Las protestas ciudadanas en el barrio más exclusivo de Madrid revelan la persistencia de un autoritarismo sociológico latente, aunque ansioso por despertar y extenderse aprovechando la gravedad de la crisis y su inestimable bolsa de sufrimiento y malestar.
La revuelta de los pijos produce más miedo que gracia, por más que la ociosidad de las redes sociales alumbre memes y conexiones semánticas desternillantes para ilustrar a los sans-culottes de la Caye Borroka. La parafernalia de palos de golf, fachalecos, capas rojigualdas, cucharillas de plata y complementos Hermès o Gucci con que bajan a manifestarse “un ratito” los vecinos del barrio de Salamanca puede resultar risible o incluso simpática. Pero lo que subyace bajo esa mínima escenografía de la opulencia es la misma fe reaccionaria y el mismo dogmatismo nacionalcatólico que receló e incluso conspiró durante los primeros años de la Transición.

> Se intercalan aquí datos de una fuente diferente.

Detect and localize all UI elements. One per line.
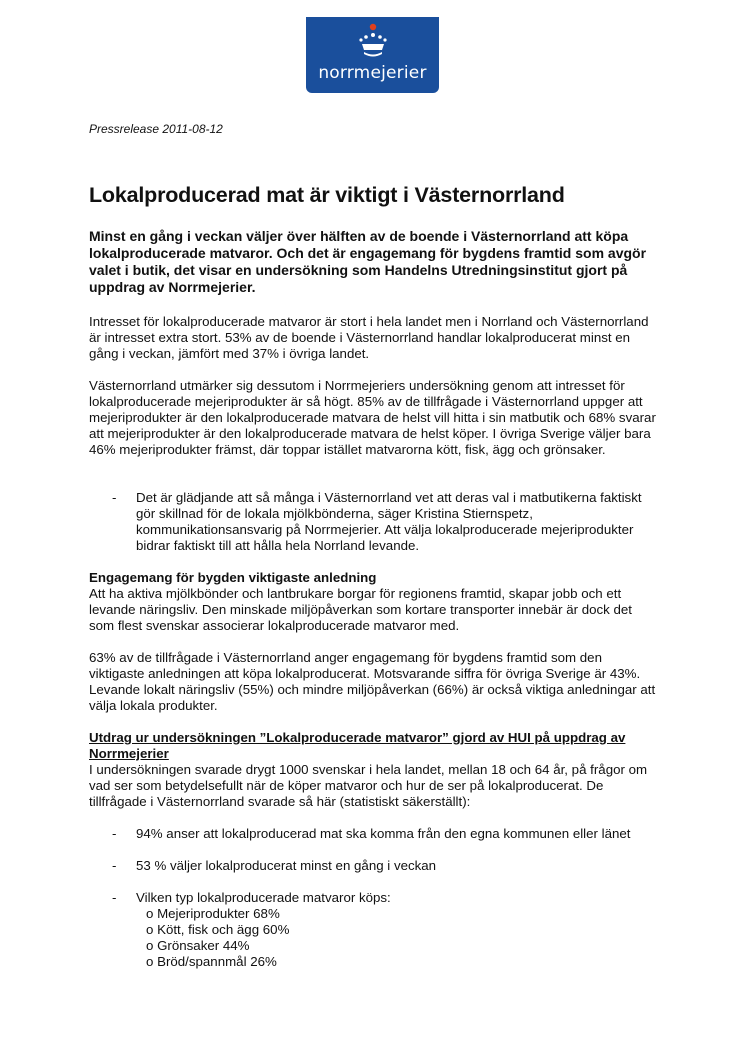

Un uso torticero de los valores y recursos democráticos sirve de combustible de las concentraciones por parte de sus instigadores y simpatizantes. Apelan a la libertad de expresión para proferir graves acusaciones contra el Gobierno, al que imputan sin rubor las muertes de la pandemia con un capazo de odio como toda carga de la prueba.
Esgrimen los derechos de reunión y de manifestación para saltarse el confinamiento, en claro menosprecio del sacrificio realizado por el conjunto de los españoles durante estos meses de duro confinamiento. Y enarbolan también un sentido privativo y excluyente de la patria y la bandera para intentar convertir en transversal su tentación involucionista, pues no puede calificarse de otro modo una revolución instigada desde las almenas del clasismo.

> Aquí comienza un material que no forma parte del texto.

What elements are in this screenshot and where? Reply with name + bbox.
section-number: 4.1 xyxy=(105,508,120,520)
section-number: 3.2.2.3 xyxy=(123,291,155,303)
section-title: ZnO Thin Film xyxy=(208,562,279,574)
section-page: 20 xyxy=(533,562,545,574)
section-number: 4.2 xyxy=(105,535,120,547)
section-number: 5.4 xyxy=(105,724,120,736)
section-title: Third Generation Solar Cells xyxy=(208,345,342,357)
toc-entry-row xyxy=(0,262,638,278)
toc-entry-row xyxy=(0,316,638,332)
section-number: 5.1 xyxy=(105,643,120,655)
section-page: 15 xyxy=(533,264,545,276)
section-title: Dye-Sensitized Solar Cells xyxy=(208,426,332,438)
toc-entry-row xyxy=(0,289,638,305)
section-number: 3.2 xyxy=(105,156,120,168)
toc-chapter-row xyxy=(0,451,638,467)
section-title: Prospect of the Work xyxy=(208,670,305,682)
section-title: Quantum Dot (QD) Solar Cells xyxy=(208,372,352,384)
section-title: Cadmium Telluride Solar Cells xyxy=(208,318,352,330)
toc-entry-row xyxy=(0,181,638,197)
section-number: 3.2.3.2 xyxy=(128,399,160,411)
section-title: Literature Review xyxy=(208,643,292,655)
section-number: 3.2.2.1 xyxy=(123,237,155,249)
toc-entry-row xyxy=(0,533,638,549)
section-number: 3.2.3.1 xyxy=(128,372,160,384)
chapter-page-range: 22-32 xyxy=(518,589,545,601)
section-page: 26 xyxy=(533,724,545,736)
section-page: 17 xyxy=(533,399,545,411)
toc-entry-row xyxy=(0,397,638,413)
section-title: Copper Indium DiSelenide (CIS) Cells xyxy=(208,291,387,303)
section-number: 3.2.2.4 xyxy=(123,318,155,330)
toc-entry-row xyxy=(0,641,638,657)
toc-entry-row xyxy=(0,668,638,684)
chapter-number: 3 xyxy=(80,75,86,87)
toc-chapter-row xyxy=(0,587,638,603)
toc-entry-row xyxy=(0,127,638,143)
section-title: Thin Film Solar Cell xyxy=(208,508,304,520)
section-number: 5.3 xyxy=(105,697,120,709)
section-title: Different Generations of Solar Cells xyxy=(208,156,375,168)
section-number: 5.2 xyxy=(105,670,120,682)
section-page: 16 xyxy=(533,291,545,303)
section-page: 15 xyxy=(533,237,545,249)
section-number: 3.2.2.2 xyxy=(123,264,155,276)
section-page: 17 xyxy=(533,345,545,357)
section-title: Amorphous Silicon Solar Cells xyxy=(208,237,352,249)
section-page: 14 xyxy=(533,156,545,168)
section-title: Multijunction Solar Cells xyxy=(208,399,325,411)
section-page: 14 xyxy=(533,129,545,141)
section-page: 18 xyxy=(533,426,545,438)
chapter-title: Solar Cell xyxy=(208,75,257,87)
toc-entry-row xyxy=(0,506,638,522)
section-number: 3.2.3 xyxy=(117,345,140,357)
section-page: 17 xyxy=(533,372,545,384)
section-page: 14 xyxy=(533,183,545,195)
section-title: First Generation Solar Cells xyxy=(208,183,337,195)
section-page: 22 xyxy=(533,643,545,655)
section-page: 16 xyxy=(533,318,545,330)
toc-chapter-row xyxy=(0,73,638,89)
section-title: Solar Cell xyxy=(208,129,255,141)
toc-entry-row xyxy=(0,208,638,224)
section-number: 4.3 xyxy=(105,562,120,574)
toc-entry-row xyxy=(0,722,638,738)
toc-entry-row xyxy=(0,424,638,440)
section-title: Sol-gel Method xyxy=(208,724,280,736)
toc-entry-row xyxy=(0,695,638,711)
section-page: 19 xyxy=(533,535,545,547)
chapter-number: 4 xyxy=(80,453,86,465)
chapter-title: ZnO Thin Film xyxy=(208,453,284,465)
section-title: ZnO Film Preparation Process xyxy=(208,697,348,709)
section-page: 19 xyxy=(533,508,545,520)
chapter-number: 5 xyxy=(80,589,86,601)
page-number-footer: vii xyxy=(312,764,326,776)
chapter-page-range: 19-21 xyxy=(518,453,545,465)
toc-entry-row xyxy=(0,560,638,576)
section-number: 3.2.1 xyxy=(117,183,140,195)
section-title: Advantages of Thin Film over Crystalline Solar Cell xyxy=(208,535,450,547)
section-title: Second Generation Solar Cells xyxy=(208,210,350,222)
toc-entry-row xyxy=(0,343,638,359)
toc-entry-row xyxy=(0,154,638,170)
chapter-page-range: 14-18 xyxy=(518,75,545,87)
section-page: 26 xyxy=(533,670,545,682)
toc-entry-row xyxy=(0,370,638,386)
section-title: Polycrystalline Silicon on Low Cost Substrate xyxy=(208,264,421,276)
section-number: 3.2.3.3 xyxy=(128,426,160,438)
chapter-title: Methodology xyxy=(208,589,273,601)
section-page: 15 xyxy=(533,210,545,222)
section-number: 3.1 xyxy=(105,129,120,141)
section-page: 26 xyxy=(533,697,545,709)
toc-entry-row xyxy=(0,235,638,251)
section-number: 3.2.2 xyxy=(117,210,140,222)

Las manifestaciones de los milloneti no merecerían comentario alguno de no ser por el tufo totalitario que desprenden. Y no me refiero sólo a sus participantes, sino también a quienes alientan la ensoñación de ver en el griterío de los niños bien ese aleteo de mariposa que acabe propiciando un Vietnam diario en términos políticos e institucionales con el que impulsar el vuelco.
Los más cínicos de entre sus valedores y cómplices comparan estas protestas “espontáneas” con el 15-M, pero basta recordar cuál fue el legado del movimiento de los indignados para desmontar tamaña falacia. El 15-M introdujo en el debate público una cierta sensibilidad frente a las desigualdades y, en particular, hacia las víctimas de los desahucios, así como la necesidad de una mayor transparencia en el funcionamiento de los partidos y más y mejores mecanismos de respuesta en casos de corrupción: los famosos códigos éticos. Sin embargo, es dudoso que pueda trascender algo positivo del corpus emocional e intelectual que inspira a los enragés de Núñez de Balboa.
La frivolidad con que las autoridades de Madrid justifican o alientan las protestas se entiende desde una lógica electoral, pues en ese barrio tienen su gran reservorio de votos y nadie muerde la mano que le da de comer. Pero en estas manifestaciones subyace una intolerancia a reconocer la legalidad, cuando no se ostenta el poder, que de instalarse y validarse como parte sustantiva, y no sólo anecdótica, del debate público sólo puede tener malas consecuencias para la salud física y política de nuestro país. Hay quien juega con fuego en los barrios distinguidos. Un fuego del que nuestra convivencia democrática podría salir chamuscada.